精神科Q&A

【0438】うつ病でリストラされ症状が悪化、治るのでしょうか


Q: 41歳、男性です。うつ病で半年前にリストラされ、症状が悪化しました。それでも、生活のためにと、当初、就職活動しましたが、面接時にいつもパニック状態となり、失敗の連続でした。うつ病→面接の失敗→うつ病の悪化 という悪循環を繰り返してきました。

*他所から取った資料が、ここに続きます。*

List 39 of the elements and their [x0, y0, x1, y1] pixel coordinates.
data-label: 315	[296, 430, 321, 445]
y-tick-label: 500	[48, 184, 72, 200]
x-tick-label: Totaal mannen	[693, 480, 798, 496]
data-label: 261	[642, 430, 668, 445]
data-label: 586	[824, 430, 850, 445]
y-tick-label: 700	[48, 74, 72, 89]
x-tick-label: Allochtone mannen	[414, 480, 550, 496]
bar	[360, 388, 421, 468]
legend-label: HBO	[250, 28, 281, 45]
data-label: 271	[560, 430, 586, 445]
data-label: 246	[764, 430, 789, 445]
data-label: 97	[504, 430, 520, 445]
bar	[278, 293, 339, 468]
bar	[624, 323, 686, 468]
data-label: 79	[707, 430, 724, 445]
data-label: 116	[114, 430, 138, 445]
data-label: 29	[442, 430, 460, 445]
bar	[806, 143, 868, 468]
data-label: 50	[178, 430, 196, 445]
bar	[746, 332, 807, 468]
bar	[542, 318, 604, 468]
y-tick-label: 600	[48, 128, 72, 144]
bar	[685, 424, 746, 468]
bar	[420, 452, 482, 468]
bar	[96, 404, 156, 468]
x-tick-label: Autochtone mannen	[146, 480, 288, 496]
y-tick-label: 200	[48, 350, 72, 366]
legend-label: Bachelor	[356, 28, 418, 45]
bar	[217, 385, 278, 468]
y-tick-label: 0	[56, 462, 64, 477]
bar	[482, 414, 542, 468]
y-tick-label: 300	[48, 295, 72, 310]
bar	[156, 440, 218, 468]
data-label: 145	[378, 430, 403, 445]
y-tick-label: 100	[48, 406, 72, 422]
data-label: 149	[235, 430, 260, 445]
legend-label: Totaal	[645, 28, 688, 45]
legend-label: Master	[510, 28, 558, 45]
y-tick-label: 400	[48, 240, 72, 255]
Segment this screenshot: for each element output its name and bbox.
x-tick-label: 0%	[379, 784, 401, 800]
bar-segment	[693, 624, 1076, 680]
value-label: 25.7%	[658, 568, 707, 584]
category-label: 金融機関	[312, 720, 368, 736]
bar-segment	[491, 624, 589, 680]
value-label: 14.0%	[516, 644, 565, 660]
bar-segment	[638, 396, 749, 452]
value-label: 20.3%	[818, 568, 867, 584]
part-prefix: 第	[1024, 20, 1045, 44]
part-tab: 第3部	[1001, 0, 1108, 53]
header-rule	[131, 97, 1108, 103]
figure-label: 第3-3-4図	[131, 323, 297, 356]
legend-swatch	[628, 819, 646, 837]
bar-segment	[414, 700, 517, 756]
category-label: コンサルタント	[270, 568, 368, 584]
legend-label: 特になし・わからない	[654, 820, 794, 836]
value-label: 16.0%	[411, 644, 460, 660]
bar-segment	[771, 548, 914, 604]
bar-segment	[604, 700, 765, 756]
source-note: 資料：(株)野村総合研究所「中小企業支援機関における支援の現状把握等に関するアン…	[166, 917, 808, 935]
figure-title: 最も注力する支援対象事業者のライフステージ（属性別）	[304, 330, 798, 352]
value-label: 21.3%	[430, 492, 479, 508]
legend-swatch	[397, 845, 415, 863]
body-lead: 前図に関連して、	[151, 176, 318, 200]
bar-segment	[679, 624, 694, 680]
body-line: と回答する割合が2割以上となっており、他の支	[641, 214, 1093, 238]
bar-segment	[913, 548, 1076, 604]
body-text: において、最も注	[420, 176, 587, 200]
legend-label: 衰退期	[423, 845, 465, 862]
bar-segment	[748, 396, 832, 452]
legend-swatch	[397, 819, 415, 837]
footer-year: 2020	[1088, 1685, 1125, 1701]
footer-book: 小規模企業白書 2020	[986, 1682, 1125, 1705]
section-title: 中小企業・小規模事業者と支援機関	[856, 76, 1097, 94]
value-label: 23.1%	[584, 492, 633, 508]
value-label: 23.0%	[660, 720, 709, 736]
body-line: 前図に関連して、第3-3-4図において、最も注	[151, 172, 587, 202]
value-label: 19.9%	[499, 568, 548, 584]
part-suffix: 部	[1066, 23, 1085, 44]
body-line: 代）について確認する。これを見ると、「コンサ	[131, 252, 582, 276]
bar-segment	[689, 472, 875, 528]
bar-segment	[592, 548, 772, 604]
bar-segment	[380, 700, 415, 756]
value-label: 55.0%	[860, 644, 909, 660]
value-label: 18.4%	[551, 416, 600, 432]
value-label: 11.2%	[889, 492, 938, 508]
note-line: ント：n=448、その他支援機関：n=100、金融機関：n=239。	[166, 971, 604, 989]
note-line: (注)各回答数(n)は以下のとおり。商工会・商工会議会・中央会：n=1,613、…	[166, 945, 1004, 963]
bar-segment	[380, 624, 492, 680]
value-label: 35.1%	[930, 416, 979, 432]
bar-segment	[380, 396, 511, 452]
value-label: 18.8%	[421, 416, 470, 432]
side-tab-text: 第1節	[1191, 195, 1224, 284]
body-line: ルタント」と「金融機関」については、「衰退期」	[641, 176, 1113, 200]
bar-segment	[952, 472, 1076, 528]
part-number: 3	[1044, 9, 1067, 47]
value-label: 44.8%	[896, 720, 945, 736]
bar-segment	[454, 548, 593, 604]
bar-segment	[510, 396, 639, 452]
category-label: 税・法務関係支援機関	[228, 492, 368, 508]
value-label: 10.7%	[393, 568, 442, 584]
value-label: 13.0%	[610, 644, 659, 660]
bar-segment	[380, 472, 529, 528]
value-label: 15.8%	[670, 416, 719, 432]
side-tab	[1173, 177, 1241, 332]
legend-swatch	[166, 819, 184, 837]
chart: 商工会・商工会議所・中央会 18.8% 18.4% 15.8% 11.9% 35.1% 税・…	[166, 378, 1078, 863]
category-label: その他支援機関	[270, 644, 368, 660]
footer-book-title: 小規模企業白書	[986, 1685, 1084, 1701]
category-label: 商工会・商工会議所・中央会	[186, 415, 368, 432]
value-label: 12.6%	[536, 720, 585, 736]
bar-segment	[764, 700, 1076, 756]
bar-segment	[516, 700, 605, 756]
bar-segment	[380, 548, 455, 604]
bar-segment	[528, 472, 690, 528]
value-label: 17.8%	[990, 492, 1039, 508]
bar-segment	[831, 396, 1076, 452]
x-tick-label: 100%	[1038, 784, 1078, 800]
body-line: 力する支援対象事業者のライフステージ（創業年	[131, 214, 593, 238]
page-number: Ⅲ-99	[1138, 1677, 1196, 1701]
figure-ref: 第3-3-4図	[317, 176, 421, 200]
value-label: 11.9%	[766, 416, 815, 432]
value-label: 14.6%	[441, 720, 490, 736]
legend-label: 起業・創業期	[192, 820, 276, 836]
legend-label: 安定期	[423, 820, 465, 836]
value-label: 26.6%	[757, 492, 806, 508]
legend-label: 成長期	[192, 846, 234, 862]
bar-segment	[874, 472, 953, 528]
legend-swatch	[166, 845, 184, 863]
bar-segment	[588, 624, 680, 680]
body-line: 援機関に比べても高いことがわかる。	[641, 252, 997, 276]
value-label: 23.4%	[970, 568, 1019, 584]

 5ヶ月前より就職活動は一旦休止し、休養につとめるようにしました。過眠状態が顕著に現れ、1日16時間くらい寝ていました。体は動かさないのに、食事は普通に取っていたので、体重は5キロくらい太り、顔がむくみ、知人からなにかボケーとしている感じだよと言われてしまいました。
 
 今年になってからそれではいけないと思い、プール通いを始めました。実は私は病前はトライアスロンをやっていたので、水泳は楽々のはずなのですが、再開した当初100メートル泳ぐだけで疲れてしまいました。今では、1日3キロ泳げるようになり、毎日通っています。現在の症状としては、不眠、慢性的な疲労感、水泳以外に全く興味がないということです。睡眠剤はアモバン10mg、サイレース4mgを飲んでいますが、それでも4時間眠れれば良い方です。疲労感の中でもなんとか3キロ泳ぐことができますが(水泳は何もせずにも水中に浮かんでしまいますので、それ程負荷がかからず全身運動で良い気分転換にはなっています。ただそれは、いったんプールまで行ってしまうことが出来れば気分転換になるということです。家を出てプールへ出かけるときには勇気がいります)それ以外はごろごろしていて、テレビも新聞も見る気がしません。泳いでいる時以外は、失業中ということで、焦燥感、不安感、絶望感に覆われ気が狂いそうになります。失業という状況を脱出しなければ私のうつは治らないのじゃないかと思うのですが、先ほど述べましたように、悪循環の繰り返しとなってしまいますので、そうすると永久にこのままの状況が続くのかと、さらに絶望感が強まります。来週も就職試験があるのですが、パニック状態に陥るのは目に見えています。

 このような私に薬物治療は有効なのでしょうか。また、うつが治るということがありえるのでしょうか。何か良い、治療法はありますでしょうか。アドバイスよろしくお願いいたします。

: うつ病は、治ります。メールの文面から判断して、あなたはうつ病と思われますので、薬物療法は有効と考えていいと思います。
 うつ病が長引くと、現実の生活にいろいろな影響が出てきます。それは家庭内の変化だったり事上の変化だったりします。あなたのケースのようなリストラは極端な例ですが、うつ病の結果としてありうることではあります。
 そして、このような変化があると、症状に二次的な影響が出てきます。つまり、たとえばリストラとなれば、それ自体のために落ち込んだりあせったりするのは自然なことです。こうなると、今あなたの実感している症状が、うつ病が治っていないことによるのか、それともリストラされたことによるのか、わかりにくいという状況が生まれます。似たようなことは、うつ病が長引いた場合によくあることです。
 そして、このような状態になると、あなたが書いておられるように一種の悪循環になっているため、
「失業という状況を脱出しなければ私のうつは治らないのじゃないか」
というふうに考えてよけい絶望的になられるのも理解できます。
 けれども、今のあなたの症状は、文面から判断する限りリストラによる二次的なものよりも、うつ病そのものの症状という要素が強いと思います。(リストラの影響が皆無とは言いませんが)
 ということは、薬物療法が十分期待できるということになります。
 今飲んでおられる抗うつ薬の記載がありませんので、はたして十分な治療を受けておられるのかどうか判断できません。うつ病が長引くことの最大の理由のひとつは、抗うつ薬の量が不十分なことですので(このことは、うつ病の医学部講堂やうつ病の図書室に書きました)、その可能性も考慮しつつ、今後しっかり治療を受けられることが第一です。うつ病は治ります。